Le 18 Juin prochain, le Président Laurent Gbagbo accusé d’avoir commis des crimes notamment en pays Wê sera jugé. Que font les différentes associations des Wê ? Ont-ils porté plainte afin que les vrais coupables soient châtiés ou croient-ils que le Président Laurent Gbagbo est coupable?

Nous avions à la voix des Wê, à plusieurs reprises dénoncé les massacres du peuple WÊ et nous continuons dans cette logique. Les coupables des massacres du peuple WÊ, sont les rebelles de Ouattara rebaptisés FRCI. Ce n’est d’ailleurs pas nous qui le disons mais les organisations des droits de l’homme sur le terrain qui de façon unanimes l’ont dit. Tout le moment entier est au courant, et des preuves circulent à cet effet. Le président Laurent Gbagbo n’est ni impliqué de loin ou de près dans ce génocide en cours en pays WÊ. Et ces atteintes gravissimes des droits de l’homme dans l’ouest de la Côte d’Ivoire ne lui seront pas imputées. Pourquoi tuerait-il ceux qui ont voté à plus de 80% pour lui? Derrière l’argument voulant que les WÊ paient leur attachement au régime du Président se cache la volonté de nous évincer définitivement de nos régions respectives tout simplement dans le but de faire main basse sur nos richesses. Nous, à la voix des WÊ nous avons porté plainte contre Ouattara et ses rebelles à la CPI.

Après la sortie de Mme Rose Marie Guiraud, il semble que plusieurs Wê de la diaspora soutiennent la réconciliation nationale. Quelle est la position de la Voix des Wê de Londres?

Nous estimons que la sortie de Rose Marie Guiraud est un coup d’épée dans la mer.
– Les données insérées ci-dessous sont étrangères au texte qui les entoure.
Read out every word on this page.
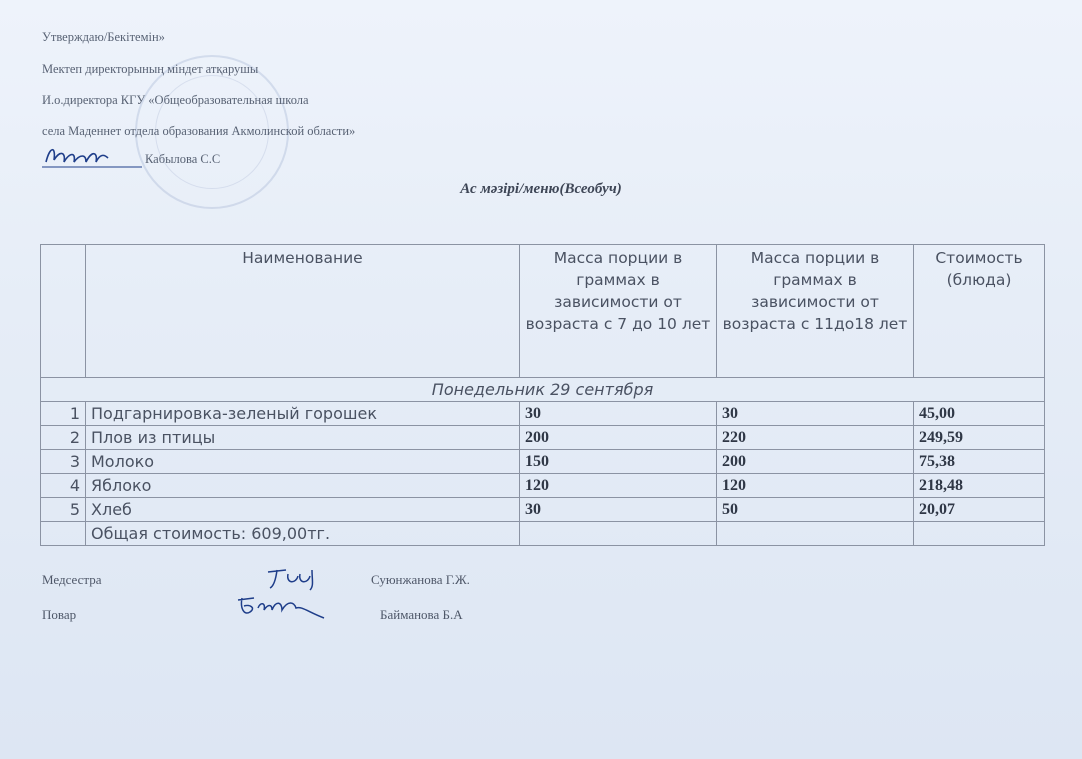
Утверждаю/Бекітемін»
Мектеп директорының міндет атқарушы
И.о.директора КГУ «Общеобразовательная школа
села Маденнет отдела образования Акмолинской области»
Кабылова С.С
Ас мәзірі/меню(Всеобуч)
	Наименование	Масса порции в граммах в зависимости от возраста с 7 до 10 лет	Масса порции в граммах в зависимости от возраста с 11до18 лет	Стоимость (блюда)
Понедельник 29 сентября				
1	Подгарнировка-зеленый горошек	30	30	45,00
2	Плов из птицы	200	220	249,59
3	Молоко	150	200	75,38
4	Яблоко	120	120	218,48
5	Хлеб	30	50	20,07
	Общая стоимость: 609,00тг.			
Медсестра	Суюнжанова Г.Ж.
Повар	Байманова Б.А
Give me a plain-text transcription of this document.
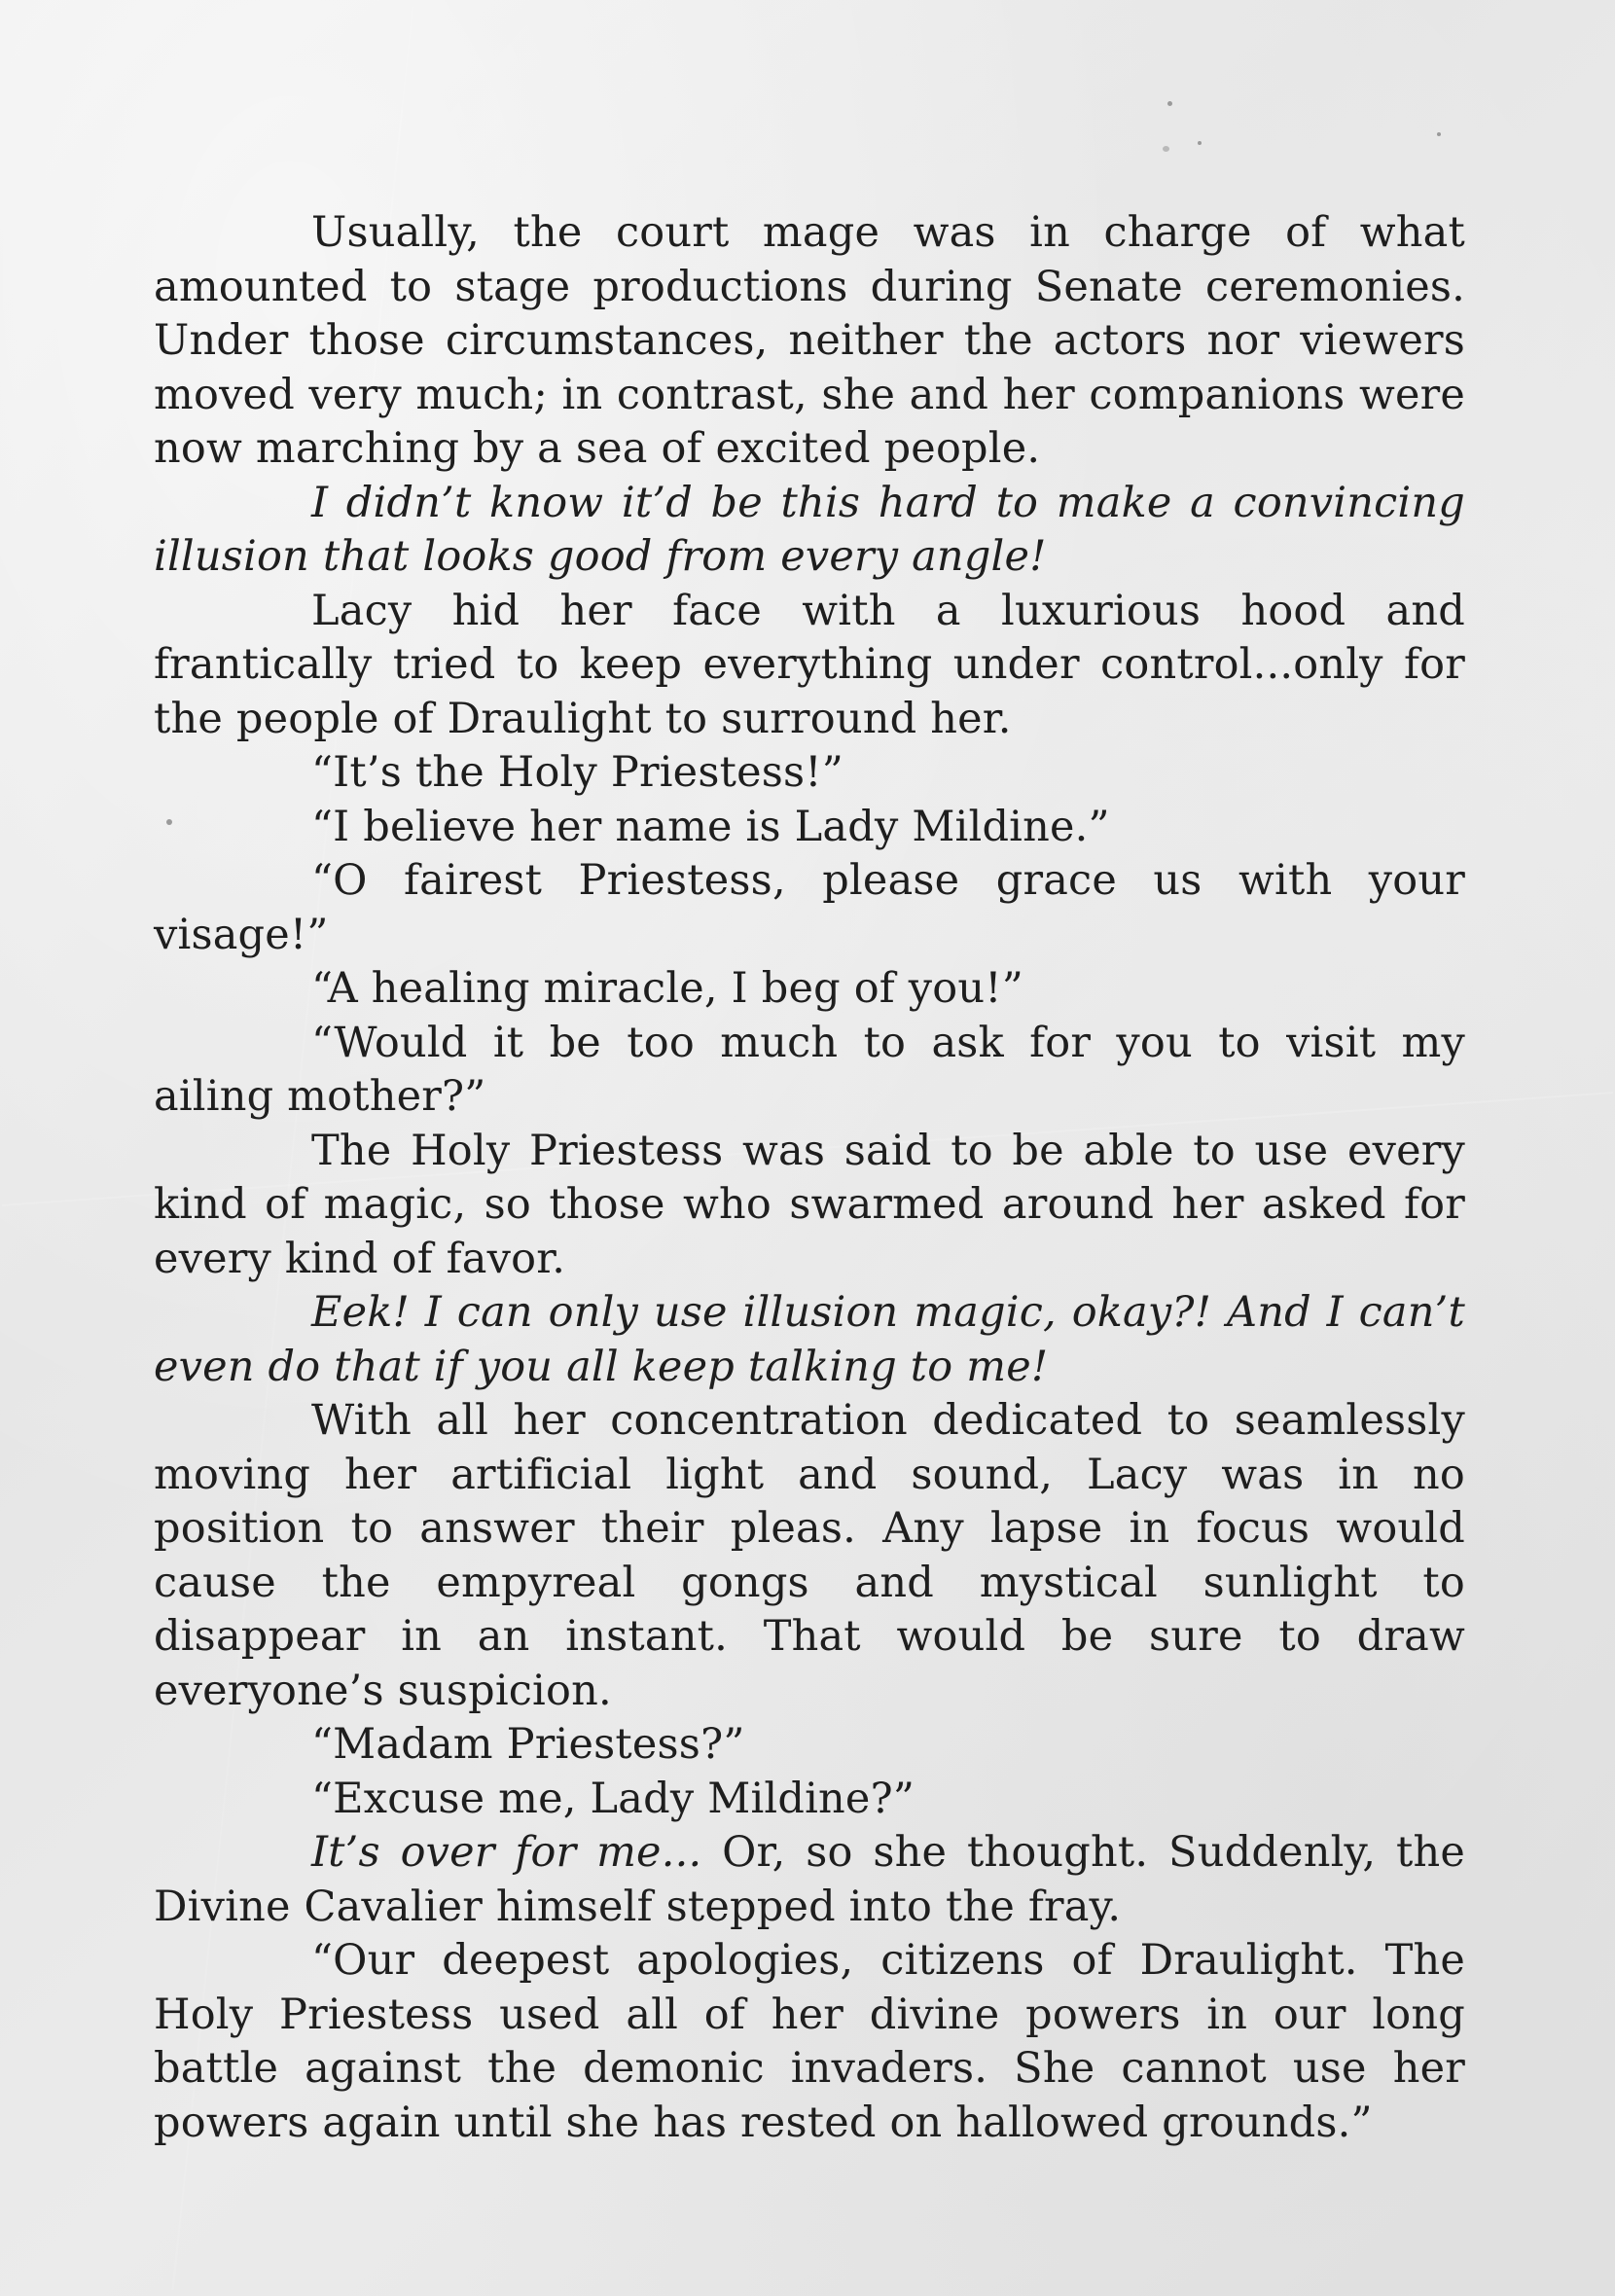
Usually, the court mage was in charge of what amounted to stage productions during Senate ceremonies. Under those circumstances, neither the actors nor viewers moved very much; in contrast, she and her companions were now marching by a sea of excited people.

I didn’t know it’d be this hard to make a convincing illusion that looks good from every angle!

Lacy hid her face with a luxurious hood and frantically tried to keep everything under control...only for the people of Draulight to surround her.

“It’s the Holy Priestess!”

“I believe her name is Lady Mildine.”

“O fairest Priestess, please grace us with your visage!”

“A healing miracle, I beg of you!”

“Would it be too much to ask for you to visit my ailing mother?”

The Holy Priestess was said to be able to use every kind of magic, so those who swarmed around her asked for every kind of favor.

Eek! I can only use illusion magic, okay?! And I can’t even do that if you all keep talking to me!

With all her concentration dedicated to seamlessly moving her artificial light and sound, Lacy was in no position to answer their pleas. Any lapse in focus would cause the empyreal gongs and mystical sunlight to disappear in an instant. That would be sure to draw everyone’s suspicion.

“Madam Priestess?”

“Excuse me, Lady Mildine?”

It’s over for me... Or, so she thought. Suddenly, the Divine Cavalier himself stepped into the fray.

“Our deepest apologies, citizens of Draulight. The Holy Priestess used all of her divine powers in our long battle against the demonic invaders. She cannot use her powers again until she has rested on hallowed grounds.”
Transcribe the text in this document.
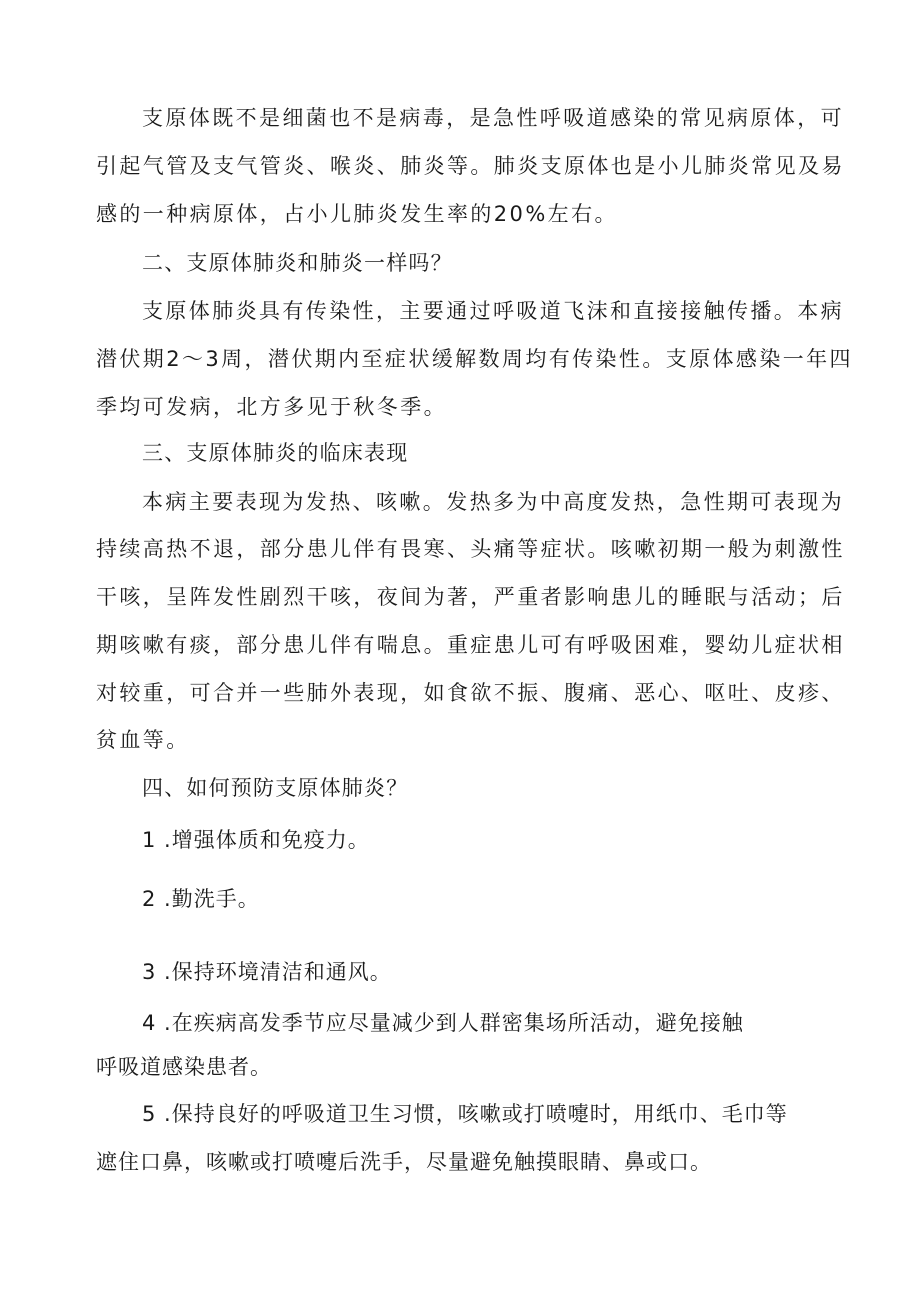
支原体既不是细菌也不是病毒，是急性呼吸道感染的常见病原体，可
引起气管及支气管炎、喉炎、肺炎等。肺炎支原体也是小儿肺炎常见及易
感的一种病原体，占小儿肺炎发生率的20%左右。
二、支原体肺炎和肺炎一样吗？
支原体肺炎具有传染性，主要通过呼吸道飞沫和直接接触传播。本病
潜伏期2～3周，潜伏期内至症状缓解数周均有传染性。支原体感染一年四
季均可发病，北方多见于秋冬季。
三、支原体肺炎的临床表现
本病主要表现为发热、咳嗽。发热多为中高度发热，急性期可表现为
持续高热不退，部分患儿伴有畏寒、头痛等症状。咳嗽初期一般为刺激性
干咳，呈阵发性剧烈干咳，夜间为著，严重者影响患儿的睡眠与活动；后
期咳嗽有痰，部分患儿伴有喘息。重症患儿可有呼吸困难，婴幼儿症状相
对较重，可合并一些肺外表现，如食欲不振、腹痛、恶心、呕吐、皮疹、
贫血等。
四、如何预防支原体肺炎？
1 .增强体质和免疫力。
2 .勤洗手。
3 .保持环境清洁和通风。
4 .在疾病高发季节应尽量减少到人群密集场所活动，避免接触
呼吸道感染患者。
5 .保持良好的呼吸道卫生习惯，咳嗽或打喷嚏时，用纸巾、毛巾等
遮住口鼻，咳嗽或打喷嚏后洗手，尽量避免触摸眼睛、鼻或口。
La doyenne est complètement déconnectée des réalités WÊ en ce moment. En pareille situation, la sagesse aurait recommandé qu’elle se taise, au lieu de servir de dinde de la farce. La réconciliation telle que menée par Banny et Ouattara est vouée a l’échec, on n’a pas besoin d’être un devin pour le savoir.

En fait avec qui veulent-ils se réconcilier? Avec les ivoiriens, avec les WÊ, ou simplement avec leurs propres partisans? C’est à cela que nous assistons en ce moment, et c’est ce qui va se passer à l’ouest. Peut-on sincèrement penser se réconcilier avec les WÊ quand la presque totalité des cadres de la majorité présidentielle de la région sont soient en exil ou en prison? Que représente une Anne Ouloto à Toulepleu, quand le Ministre Alphonse Voho Sahi, Paul Dokui courent toujours. Avec qui se réconcilie t-on à Bloléquin, quand les Marcel Gossio sont sous mandats d’arrêt. Que dire de Guiglo quand des leaders comme Mme la Ministre Angèle Gnonsoa, les Ministres Hubert Oulaye, et Emile Guirieoulou, sont tous des prisonniers en sursis? À Duekoue, Bangolo, Kouibly, Facobly, la chasse à la majorité présidentielle continue. Tant que Ouattara et Banny voudront faire du sur place, créer des substituts de leaders qui ne représentent rien dans la région la réconciliation sera une vue de l’esprit.

Que pensez-vous réellement de la réconciliation nationale en Côte d’Ivoire?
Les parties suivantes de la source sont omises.